Odishaw worries that if the city doesn’t look closely at taxation, local first nations like Red Pheasant — who recently broke ground on a new development on urban reserve land along Territorial Drive —  will leave North Battleford behind.

“They’ve invested lots of money into Saskatoon ... finally, they’re coming around to home because the opportunity is there," he said.

"They’re trying to support the people that live here but they’re going to hit a brick wall on taxes because First Nations also pay taxes, they pay a fee equal to what taxes would be.”

But there also needs to be truth and reconciliation, he noted.

“Truth and reconciliation? There’s two words in there. Everybody’s trying to reconcile, but nobody’s dealing with the truth,” he said, citing the lack of awareness around Battlefords own residential school or the death of Indigenous children there.

“'What would you have done?'” Odishaw asked his father once while discussing the residential schools.

“'They took Henry Beaudry out of his house. They shaved him … and they put him into a school,'” Odishaw said, noting that 70 kids died at the Battlefords Industrial School.
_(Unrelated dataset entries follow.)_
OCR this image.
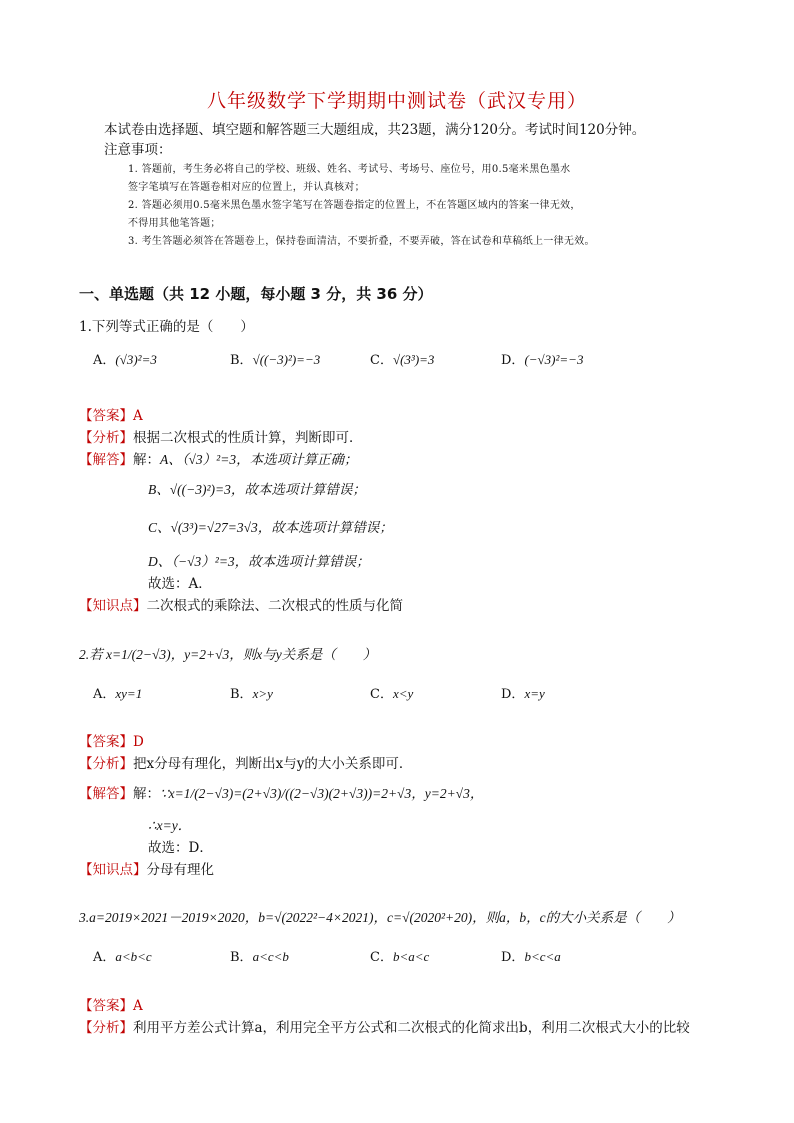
八年级数学下学期期中测试卷（武汉专用）
本试卷由选择题、填空题和解答题三大题组成，共23题，满分120分。考试时间120分钟。
注意事项：
1. 答题前，考生务必将自己的学校、班级、姓名、考试号、考场号、座位号，用0.5毫米黑色墨水
签字笔填写在答题卷相对应的位置上，并认真核对；
2. 答题必须用0.5毫米黑色墨水签字笔写在答题卷指定的位置上，不在答题区域内的答案一律无效，
不得用其他笔答题；
3. 考生答题必须答在答题卷上，保持卷面清洁，不要折叠，不要弄破，答在试卷和草稿纸上一律无效。
一、单选题（共 12 小题，每小题 3 分，共 36 分）
1.下列等式正确的是（　　）
A．(√3)²=3	B．√((−3)²)=−3	C．√(3³)=3	D．(−√3)²=−3
【答案】A
【分析】根据二次根式的性质计算，判断即可．
【解答】解：A、（√3）²=3，本选项计算正确；
B、√((−3)²)=3，故本选项计算错误；
C、√(3³)=√27=3√3，故本选项计算错误；
D、（−√3）²=3，故本选项计算错误；
故选：A．
【知识点】二次根式的乘除法、二次根式的性质与化简
2.若 x=1/(2−√3)，y=2+√3，则x与y关系是（　　）
A．xy=1	B．x>y	C．x<y	D．x=y
【答案】D
【分析】把x分母有理化，判断出x与y的大小关系即可．
【解答】解：∵x=1/(2−√3)=(2+√3)/((2−√3)(2+√3))=2+√3，y=2+√3，
∴x=y．
故选：D．
【知识点】分母有理化
3.a=2019×2021－2019×2020，b=√(2022²−4×2021)，c=√(2020²+20)，则a，b，c的大小关系是（　　）
A．a<b<c	B．a<c<b	C．b<a<c	D．b<c<a
【答案】A
【分析】利用平方差公式计算a，利用完全平方公式和二次根式的化简求出b，利用二次根式大小的比较
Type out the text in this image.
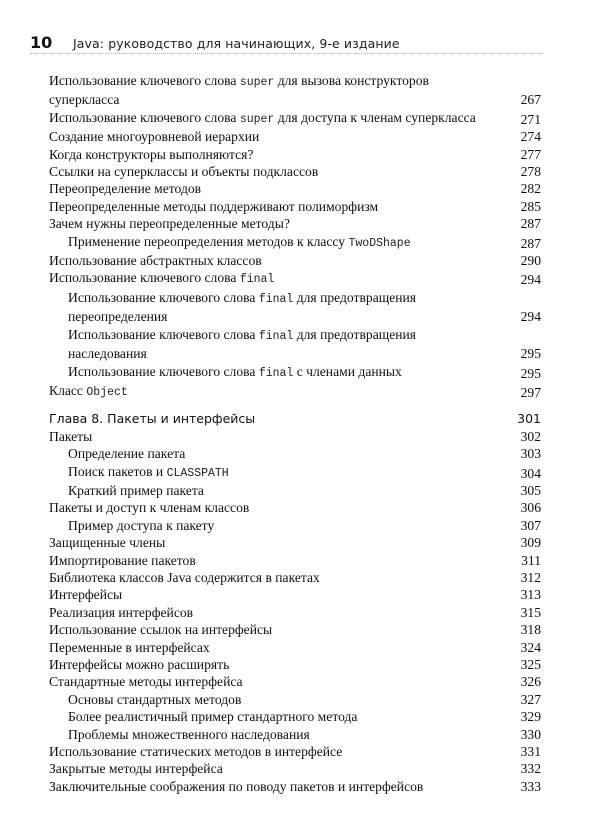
10 Java: руководство для начинающих, 9-е издание
Использование ключевого слова super для вызова конструкторов
суперкласса	267
Использование ключевого слова super для доступа к членам суперкласса	271
Создание многоуровневой иерархии	274
Когда конструкторы выполняются?	277
Ссылки на суперклассы и объекты подклассов	278
Переопределение методов	282
Переопределенные методы поддерживают полиморфизм	285
Зачем нужны переопределенные методы?	287
Применение переопределения методов к классу TwoDShape	287
Использование абстрактных классов	290
Использование ключевого слова final	294
Использование ключевого слова final для предотвращения
переопределения	294
Использование ключевого слова final для предотвращения
наследования	295
Использование ключевого слова final с членами данных	295
Класс Object	297
Глава 8. Пакеты и интерфейсы	301
Пакеты	302
Определение пакета	303
Поиск пакетов и CLASSPATH	304
Краткий пример пакета	305
Пакеты и доступ к членам классов	306
Пример доступа к пакету	307
Защищенные члены	309
Импортирование пакетов	311
Библиотека классов Java содержится в пакетах	312
Интерфейсы	313
Реализация интерфейсов	315
Использование ссылок на интерфейсы	318
Переменные в интерфейсах	324
Интерфейсы можно расширять	325
Стандартные методы интерфейса	326
Основы стандартных методов	327
Более реалистичный пример стандартного метода	329
Проблемы множественного наследования	330
Использование статических методов в интерфейсе	331
Закрытые методы интерфейса	332
Заключительные соображения по поводу пакетов и интерфейсов	333
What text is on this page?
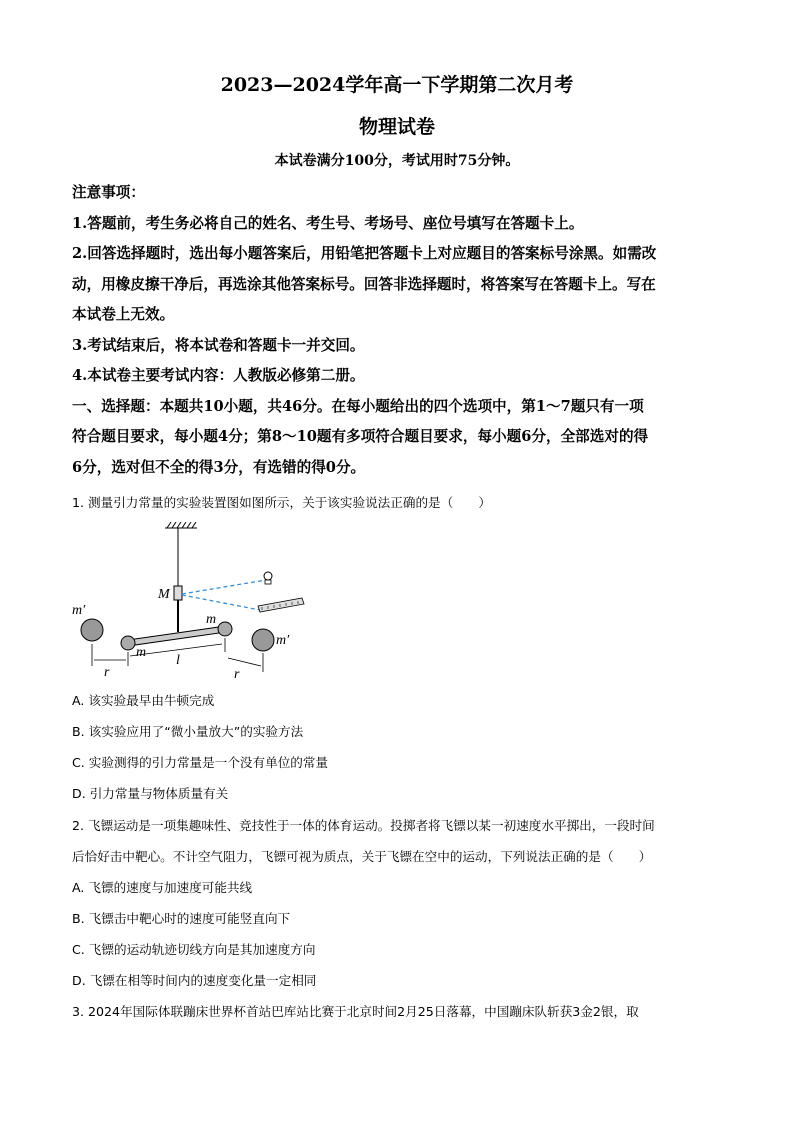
2023—2024学年高一下学期第二次月考
物理试卷
本试卷满分100分，考试用时75分钟。
注意事项：
1.答题前，考生务必将自己的姓名、考生号、考场号、座位号填写在答题卡上。
2.回答选择题时，选出每小题答案后，用铅笔把答题卡上对应题目的答案标号涂黑。如需改
动，用橡皮擦干净后，再选涂其他答案标号。回答非选择题时，将答案写在答题卡上。写在
本试卷上无效。
3.考试结束后，将本试卷和答题卡一并交回。
4.本试卷主要考试内容：人教版必修第二册。
一、选择题：本题共10小题，共46分。在每小题给出的四个选项中，第1～7题只有一项
符合题目要求，每小题4分；第8～10题有多项符合题目要求，每小题6分，全部选对的得
6分，选对但不全的得3分，有选错的得0分。
1. 测量引力常量的实验装置图如图所示，关于该实验说法正确的是（　　）
M
m′
m′
m
m
l
r	r
A. 该实验最早由牛顿完成
B. 该实验应用了“微小量放大”的实验方法
C. 实验测得的引力常量是一个没有单位的常量
D. 引力常量与物体质量有关
2. 飞镖运动是一项集趣味性、竞技性于一体的体育运动。投掷者将飞镖以某一初速度水平掷出，一段时间
后恰好击中靶心。不计空气阻力，飞镖可视为质点，关于飞镖在空中的运动，下列说法正确的是（　　）
A. 飞镖的速度与加速度可能共线
B. 飞镖击中靶心时的速度可能竖直向下
C. 飞镖的运动轨迹切线方向是其加速度方向
D. 飞镖在相等时间内的速度变化量一定相同
3. 2024年国际体联蹦床世界杯首站巴库站比赛于北京时间2月25日落幕，中国蹦床队斩获3金2银，取
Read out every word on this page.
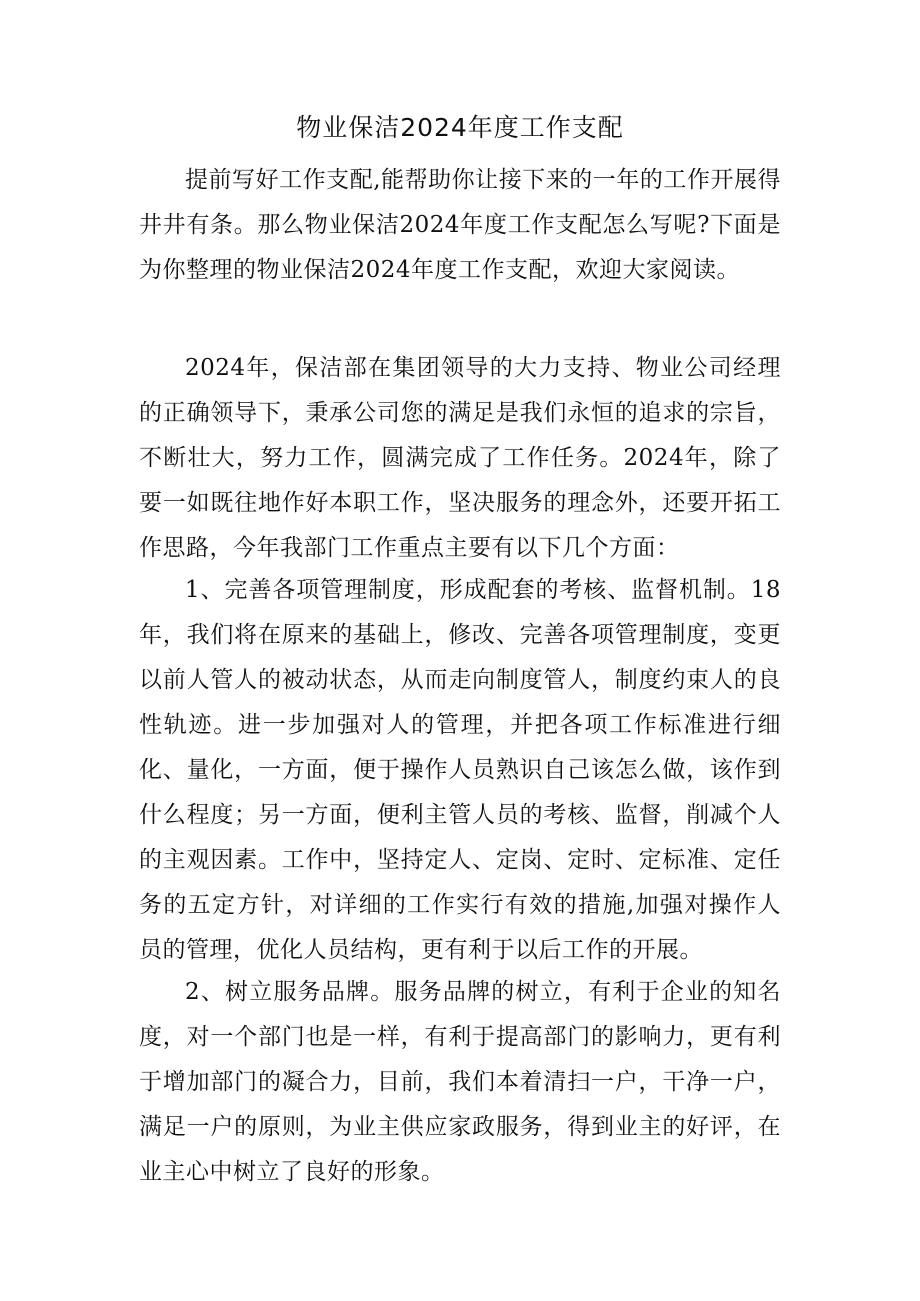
物业保洁2024年度工作支配

提前写好工作支配,能帮助你让接下来的一年的工作开展得井井有条。那么物业保洁2024年度工作支配怎么写呢?下面是为你整理的物业保洁2024年度工作支配，欢迎大家阅读。

2024年，保洁部在集团领导的大力支持、物业公司经理的正确领导下，秉承公司您的满足是我们永恒的追求的宗旨，不断壮大，努力工作，圆满完成了工作任务。2024年，除了要一如既往地作好本职工作，坚决服务的理念外，还要开拓工作思路，今年我部门工作重点主要有以下几个方面：

1、完善各项管理制度，形成配套的考核、监督机制。18年，我们将在原来的基础上，修改、完善各项管理制度，变更以前人管人的被动状态，从而走向制度管人，制度约束人的良性轨迹。进一步加强对人的管理，并把各项工作标准进行细化、量化，一方面，便于操作人员熟识自己该怎么做，该作到什么程度；另一方面，便利主管人员的考核、监督，削减个人的主观因素。工作中，坚持定人、定岗、定时、定标准、定任务的五定方针，对详细的工作实行有效的措施,加强对操作人员的管理，优化人员结构，更有利于以后工作的开展。

2、树立服务品牌。服务品牌的树立，有利于企业的知名度，对一个部门也是一样，有利于提高部门的影响力，更有利于增加部门的凝合力，目前，我们本着清扫一户，干净一户，满足一户的原则，为业主供应家政服务，得到业主的好评，在业主心中树立了良好的形象。
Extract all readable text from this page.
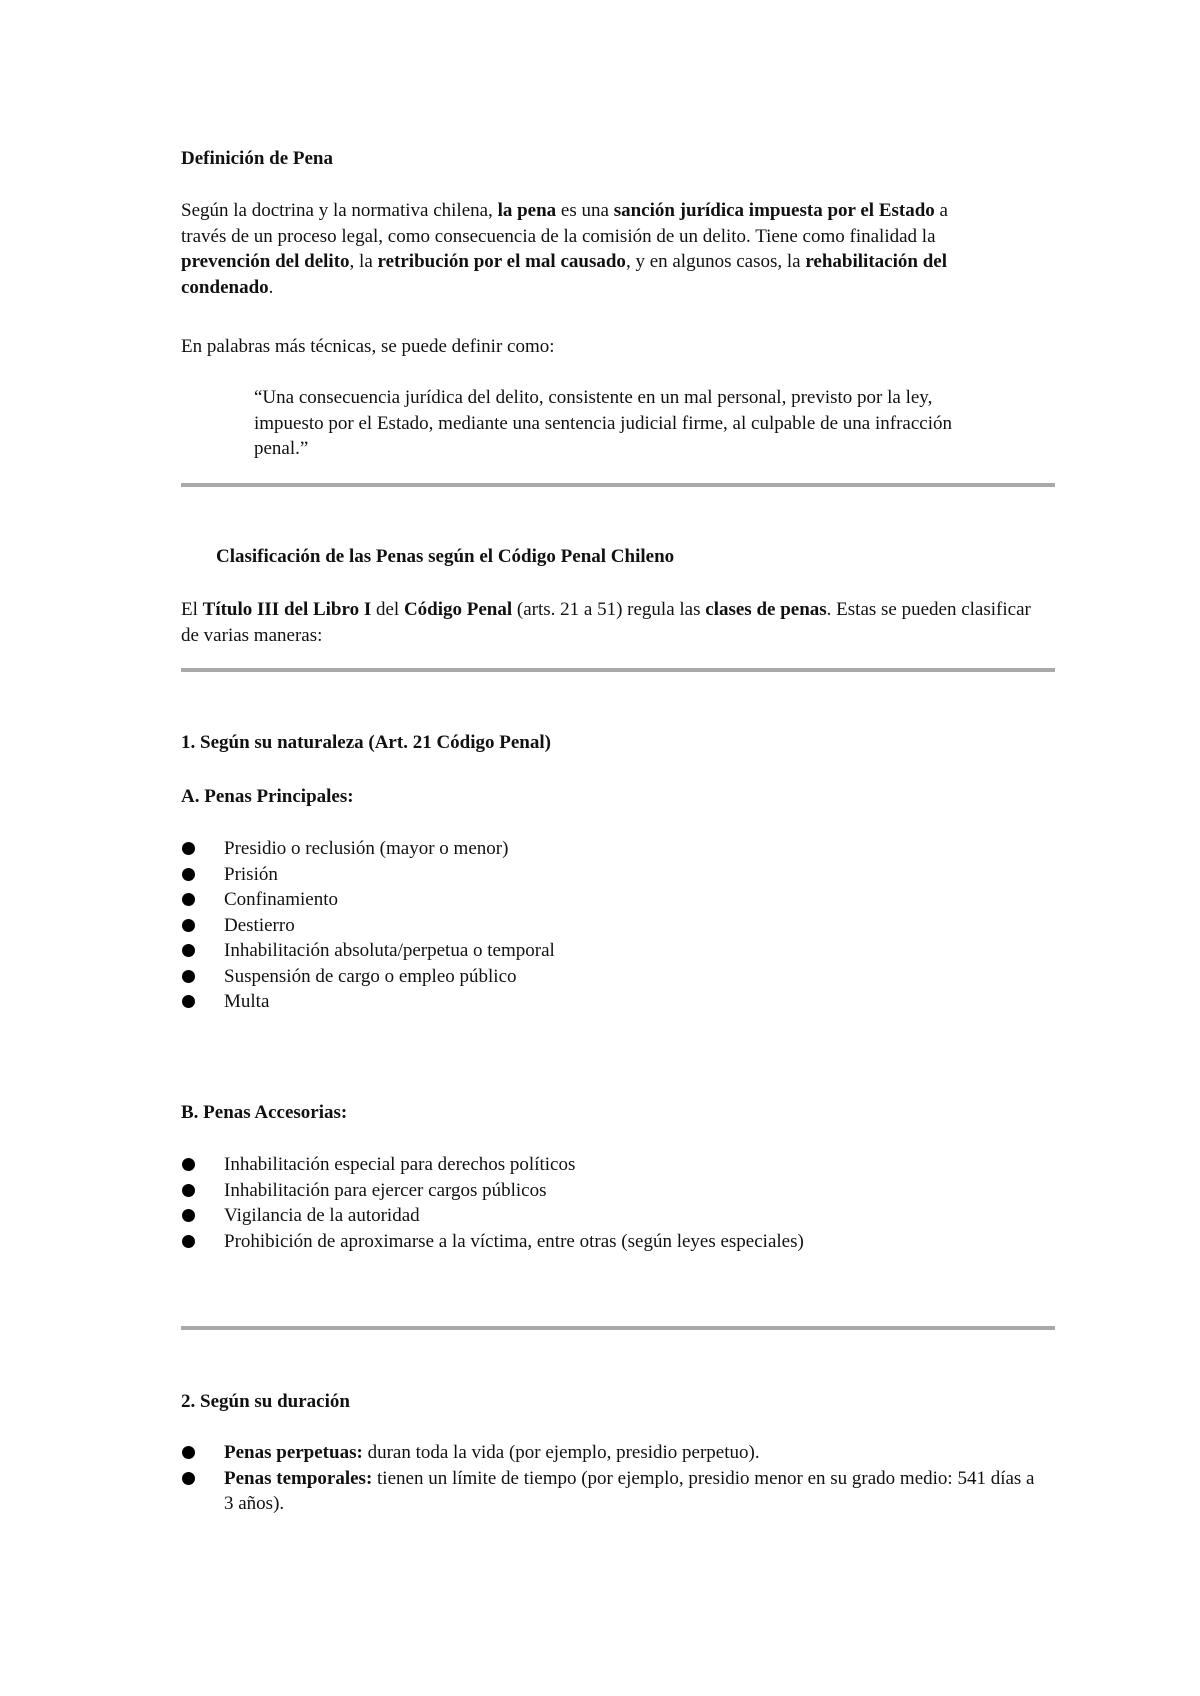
Definición de Pena

Según la doctrina y la normativa chilena, la pena es una sanción jurídica impuesta por el Estado a través de un proceso legal, como consecuencia de la comisión de un delito. Tiene como finalidad la prevención del delito, la retribución por el mal causado, y en algunos casos, la rehabilitación del condenado.

En palabras más técnicas, se puede definir como:

“Una consecuencia jurídica del delito, consistente en un mal personal, previsto por la ley, impuesto por el Estado, mediante una sentencia judicial firme, al culpable de una infracción penal.”

Clasificación de las Penas según el Código Penal Chileno

El Título III del Libro I del Código Penal (arts. 21 a 51) regula las clases de penas. Estas se pueden clasificar de varias maneras:

1. Según su naturaleza (Art. 21 Código Penal)

A. Penas Principales:

Presidio o reclusión (mayor o menor)
Prisión
Confinamiento
Destierro
Inhabilitación absoluta/perpetua o temporal
Suspensión de cargo o empleo público
Multa

B. Penas Accesorias:

Inhabilitación especial para derechos políticos
Inhabilitación para ejercer cargos públicos
Vigilancia de la autoridad
Prohibición de aproximarse a la víctima, entre otras (según leyes especiales)

2. Según su duración

Penas perpetuas: duran toda la vida (por ejemplo, presidio perpetuo).
Penas temporales: tienen un límite de tiempo (por ejemplo, presidio menor en su grado medio: 541 días a 3 años).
'“Nobody contacted their parents. Nobody knew who these kids were. And they got this little wooden cross that in a few years just disappeared. Like, I mean man. ‘What if I was one of those kids, dad?’

“'You never knew what happened to me. You don’t know if I’m up at The Ridge buried, if I ran away, if I got raped, thrown in the river … there is trauma-based around that.'

“We have to be a little bit more compassionate, a little bit more patient, we have to help them,” Odishaw said.

“I’m 58 years old, I have 42 years left,” he said, noting that his grandfather passed at 101 and that his father is still alive.

“He’s coming back to the community. My brother is here, his family is all here. There is lots of opportunity here, so my only thing is, stop chasing all the people who don’t live here … start supporting the people who are here to do more. Because that’s the secret.”